Indem der Verordnungsgeber durch die ArbZVO-Lehr die Anzahl der zu erteilenden Unterrichtsstunden festgelegt hat, hat er zugleich deren Verhältnis zur von den Lehrkräften zu erbringenden Gesamtarbeitszeit bestimmt. Daran ist er auch bei der Erteilung von Arbeitsbefreiung gebunden. Gerade dadurch, dass das Verhältnis von Pflichtstunden zur Gesamtarbeitzeit durch die ArbZVO-Lehr festgelegt ist, kann die Arbeitszeitbefreiung durch entsprechende Umrechnung unproblematisch auch in einem anderen Arbeitszeitmodell erbracht werden. Die tariflichen Vorschriften stehen dem nicht entgegen. Vielmehr ergibt sich aus der Verweisung in § 44 Nr. 2 TV-L TV-L auf die für Beamte geltenden Bestimmungen und damit auch auf § 7 ArbZVO-Lehr (vgl. BAG vom 08.05.2008 - 6 AZR 359/07 - NZA-RR 2008, 665), dass die Arbeitsbefreiung - außer in Fällen der Unmöglichkeit - immer Vorrang vor der Abgeltung hat.

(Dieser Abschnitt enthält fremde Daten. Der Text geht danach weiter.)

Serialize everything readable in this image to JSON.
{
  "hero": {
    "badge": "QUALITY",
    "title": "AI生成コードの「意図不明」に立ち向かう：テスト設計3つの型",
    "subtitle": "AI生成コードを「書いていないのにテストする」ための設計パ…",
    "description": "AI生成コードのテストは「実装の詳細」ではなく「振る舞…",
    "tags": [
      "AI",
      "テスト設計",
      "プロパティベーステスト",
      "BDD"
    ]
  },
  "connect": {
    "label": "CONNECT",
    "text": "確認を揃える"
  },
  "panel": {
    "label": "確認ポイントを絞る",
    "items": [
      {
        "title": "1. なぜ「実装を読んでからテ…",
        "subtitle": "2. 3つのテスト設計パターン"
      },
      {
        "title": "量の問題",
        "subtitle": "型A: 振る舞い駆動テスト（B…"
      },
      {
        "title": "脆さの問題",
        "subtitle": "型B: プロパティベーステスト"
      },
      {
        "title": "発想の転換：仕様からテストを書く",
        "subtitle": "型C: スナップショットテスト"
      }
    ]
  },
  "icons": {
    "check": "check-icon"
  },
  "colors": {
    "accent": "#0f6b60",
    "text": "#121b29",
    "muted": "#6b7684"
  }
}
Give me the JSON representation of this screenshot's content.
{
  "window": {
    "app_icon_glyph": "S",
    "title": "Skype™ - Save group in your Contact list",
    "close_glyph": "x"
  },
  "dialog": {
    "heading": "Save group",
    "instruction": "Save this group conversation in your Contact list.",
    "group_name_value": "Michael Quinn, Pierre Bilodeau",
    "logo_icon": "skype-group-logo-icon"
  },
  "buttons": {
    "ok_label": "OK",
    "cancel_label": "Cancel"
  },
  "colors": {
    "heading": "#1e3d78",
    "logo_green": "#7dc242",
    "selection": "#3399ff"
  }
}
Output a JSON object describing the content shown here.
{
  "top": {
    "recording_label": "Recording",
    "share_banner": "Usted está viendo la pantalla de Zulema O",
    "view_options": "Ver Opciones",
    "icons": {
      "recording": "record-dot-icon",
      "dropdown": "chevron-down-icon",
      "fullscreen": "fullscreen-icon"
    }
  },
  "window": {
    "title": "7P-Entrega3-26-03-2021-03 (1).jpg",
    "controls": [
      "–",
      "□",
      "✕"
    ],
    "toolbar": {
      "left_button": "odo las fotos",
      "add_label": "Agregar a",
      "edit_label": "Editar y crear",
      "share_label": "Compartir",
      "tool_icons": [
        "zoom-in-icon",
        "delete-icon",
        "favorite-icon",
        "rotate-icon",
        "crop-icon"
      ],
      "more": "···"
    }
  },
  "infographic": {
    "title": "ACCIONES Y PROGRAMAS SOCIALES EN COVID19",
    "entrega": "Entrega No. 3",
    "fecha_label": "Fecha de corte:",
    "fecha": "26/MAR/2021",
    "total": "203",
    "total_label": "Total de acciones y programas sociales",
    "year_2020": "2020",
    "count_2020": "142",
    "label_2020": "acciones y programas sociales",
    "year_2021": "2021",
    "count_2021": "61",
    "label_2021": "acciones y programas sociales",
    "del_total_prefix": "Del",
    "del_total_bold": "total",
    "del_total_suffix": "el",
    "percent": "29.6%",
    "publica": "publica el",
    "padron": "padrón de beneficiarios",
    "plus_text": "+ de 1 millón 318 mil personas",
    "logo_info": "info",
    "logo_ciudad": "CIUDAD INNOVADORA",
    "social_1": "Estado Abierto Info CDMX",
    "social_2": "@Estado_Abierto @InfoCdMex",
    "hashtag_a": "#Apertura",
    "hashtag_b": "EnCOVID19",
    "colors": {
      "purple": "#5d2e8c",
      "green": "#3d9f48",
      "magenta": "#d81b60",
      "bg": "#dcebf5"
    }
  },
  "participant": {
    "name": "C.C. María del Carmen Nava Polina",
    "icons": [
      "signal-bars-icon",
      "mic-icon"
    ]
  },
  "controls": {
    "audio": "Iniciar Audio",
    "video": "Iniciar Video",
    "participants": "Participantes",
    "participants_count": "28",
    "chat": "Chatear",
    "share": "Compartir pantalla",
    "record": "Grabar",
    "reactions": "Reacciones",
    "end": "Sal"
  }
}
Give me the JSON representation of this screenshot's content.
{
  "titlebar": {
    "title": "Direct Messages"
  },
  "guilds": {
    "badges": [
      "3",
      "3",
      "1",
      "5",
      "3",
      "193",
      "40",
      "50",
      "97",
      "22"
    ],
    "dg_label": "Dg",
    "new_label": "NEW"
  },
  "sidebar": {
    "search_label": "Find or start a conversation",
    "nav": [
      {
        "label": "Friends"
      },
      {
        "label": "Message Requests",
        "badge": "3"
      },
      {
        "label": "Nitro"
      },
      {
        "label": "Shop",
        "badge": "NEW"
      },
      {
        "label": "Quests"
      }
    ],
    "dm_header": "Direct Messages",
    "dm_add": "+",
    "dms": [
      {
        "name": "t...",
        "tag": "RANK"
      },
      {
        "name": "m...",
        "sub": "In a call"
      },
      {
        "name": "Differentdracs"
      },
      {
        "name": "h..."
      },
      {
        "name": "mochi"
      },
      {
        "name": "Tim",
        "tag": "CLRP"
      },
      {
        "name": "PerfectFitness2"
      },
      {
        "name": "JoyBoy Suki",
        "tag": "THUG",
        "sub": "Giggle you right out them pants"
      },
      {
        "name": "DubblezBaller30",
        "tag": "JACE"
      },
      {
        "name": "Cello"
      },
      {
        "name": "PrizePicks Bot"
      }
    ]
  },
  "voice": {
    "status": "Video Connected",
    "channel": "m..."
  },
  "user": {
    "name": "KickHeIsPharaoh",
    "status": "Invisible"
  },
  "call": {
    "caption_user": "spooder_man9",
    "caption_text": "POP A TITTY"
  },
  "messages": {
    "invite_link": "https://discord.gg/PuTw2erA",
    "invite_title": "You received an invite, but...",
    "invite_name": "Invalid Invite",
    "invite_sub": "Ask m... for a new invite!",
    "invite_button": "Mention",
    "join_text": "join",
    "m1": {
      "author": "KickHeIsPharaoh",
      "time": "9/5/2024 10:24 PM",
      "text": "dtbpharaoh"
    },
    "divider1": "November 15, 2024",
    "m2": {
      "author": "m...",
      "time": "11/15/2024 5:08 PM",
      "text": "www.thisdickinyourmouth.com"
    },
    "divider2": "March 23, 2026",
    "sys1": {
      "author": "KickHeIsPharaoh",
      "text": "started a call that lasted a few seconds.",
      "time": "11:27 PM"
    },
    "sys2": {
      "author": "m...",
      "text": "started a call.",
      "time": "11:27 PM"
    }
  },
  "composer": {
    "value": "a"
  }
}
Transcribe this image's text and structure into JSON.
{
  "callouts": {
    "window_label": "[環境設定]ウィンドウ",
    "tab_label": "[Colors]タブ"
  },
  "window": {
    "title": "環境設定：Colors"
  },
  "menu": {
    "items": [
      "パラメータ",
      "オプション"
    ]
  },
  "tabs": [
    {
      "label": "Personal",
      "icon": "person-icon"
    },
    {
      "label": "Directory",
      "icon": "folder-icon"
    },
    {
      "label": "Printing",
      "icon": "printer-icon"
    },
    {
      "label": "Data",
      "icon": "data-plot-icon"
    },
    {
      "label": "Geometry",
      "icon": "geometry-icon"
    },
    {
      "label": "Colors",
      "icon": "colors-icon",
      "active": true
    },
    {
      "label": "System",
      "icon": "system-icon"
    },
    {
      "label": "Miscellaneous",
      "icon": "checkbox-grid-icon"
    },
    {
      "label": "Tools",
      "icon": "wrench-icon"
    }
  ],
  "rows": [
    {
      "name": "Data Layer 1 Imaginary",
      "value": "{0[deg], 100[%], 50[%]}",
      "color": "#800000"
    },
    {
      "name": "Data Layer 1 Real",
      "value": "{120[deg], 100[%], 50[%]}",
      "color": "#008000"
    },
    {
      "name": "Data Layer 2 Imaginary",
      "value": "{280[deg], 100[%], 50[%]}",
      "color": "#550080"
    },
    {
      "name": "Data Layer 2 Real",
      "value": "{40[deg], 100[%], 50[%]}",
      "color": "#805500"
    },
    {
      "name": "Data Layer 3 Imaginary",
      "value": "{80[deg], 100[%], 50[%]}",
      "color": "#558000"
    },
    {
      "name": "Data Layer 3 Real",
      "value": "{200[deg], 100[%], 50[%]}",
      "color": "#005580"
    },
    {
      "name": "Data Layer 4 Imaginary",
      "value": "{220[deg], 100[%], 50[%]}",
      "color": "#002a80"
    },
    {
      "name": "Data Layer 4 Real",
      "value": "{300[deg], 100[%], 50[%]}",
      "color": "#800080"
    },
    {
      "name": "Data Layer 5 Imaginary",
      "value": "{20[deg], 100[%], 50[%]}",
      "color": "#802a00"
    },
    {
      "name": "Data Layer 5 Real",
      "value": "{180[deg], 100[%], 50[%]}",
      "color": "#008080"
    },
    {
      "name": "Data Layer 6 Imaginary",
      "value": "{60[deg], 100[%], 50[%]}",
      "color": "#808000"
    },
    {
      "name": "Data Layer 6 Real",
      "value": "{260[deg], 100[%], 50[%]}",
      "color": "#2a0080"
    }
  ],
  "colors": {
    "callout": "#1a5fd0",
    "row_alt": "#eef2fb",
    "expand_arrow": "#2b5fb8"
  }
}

Die von dem beklagten Land angeführten Entscheidungen des Bundesverwaltungsgerichts (vom 29.11.1979 - 2 Z 40.77 - E 59, 144 f. und vom 29.01.1992 - 2 B 5.92 - ZTR 1992, 215) und des BAG (vom 11.12.1991 - 5 AZR 63/91 - ZTR 1992, 209) stehen dem nicht entgegen. Sie verhalten sich lediglich zum Ermessensspielraum des Dienstherrn bei der Festlegung der Pflichtstundenzahl von Lehrern. Über das vom beklagten Land mit der ArbZVO-Lehr ausgeübte Ermessen bei der Festlegung der Pflichtstundenzahl für Lehrer streiten die Parteien jedoch nicht. Die Entscheidung des OVG Lüneburg vom 02.09.2008 (5 LA 228/06 - Nds.VBl.2008, 355) schließlich ist zum Gestaltungsspielraum des Verordnungsgebers bei der Festsetzung der Mehrarbeitsvergütung für Lehrer ergangen, auch dies ist vorliegend nicht Streitgegenstand.
3. Da der Kläger mit einem Zeitfaktor von 1,45 keinen höheren Zeitfaktor zugrunde legt, als das beklagte Land nach der ArbZVO-Lehr dem Kläger für die Vor- und Nachbereitung sowie die sonstigen im Zusammenhang mit der Unterrichtsverpflichtung stehenden Tätigkeiten (unter Berücksichtigung einer Jahresarbeitszeit von 1.768 Stunden sowie der unterrichtsfreien Zeit) selbst einräumt, stehen ihm für die unstreitig erbrachten 275 zusätzlichen Unterrichtsstunden 398,75 Zeitstunden als Zeitausgleich zu.
4. Nach alledem kommt es nicht darauf an, ob der Kläger - wie von ihm in der mündlichen Verhandlung vom 01.12.2010 vorgetragen - auch nach seiner Versetzung in die Abteilung 1 zwar nicht im Rahmen eines Lehrbetriebs unterrichtet, aber weiterhin nur 26,5 Stunden "face to face" bzw. Förderunterricht erteilt. Denn wenn diese Stunden wie bei Lehrern im Rahmen eines Lehrbetriebs auf die vom Kläger zu erbringende Gesamtarbeitszeit hochgerechnet werden, wäre es dem beklagten Land erst recht möglich, die begehrte Arbeitsbefreiung zu gewähren, nämlich 275 "face to face" bzw. Förderstunden (398,75 Zeitstunden geteilt durch 1,45).
III. Als unterlegene Partei hat das beklagte Land auch die Kosten des Berufungsverfahrens nach § 90 Abs. 1 ZPO zu tragen.
Gründe, die Revision zuzulassen, liegen nicht vor. Gegen diese Entscheidung ist daher ein Rechtsmittel nicht gegeben. Auf die Möglichkeit der Nichtzulassungsbeschwerde nach § 72 a ArbGG wird hingewiesen.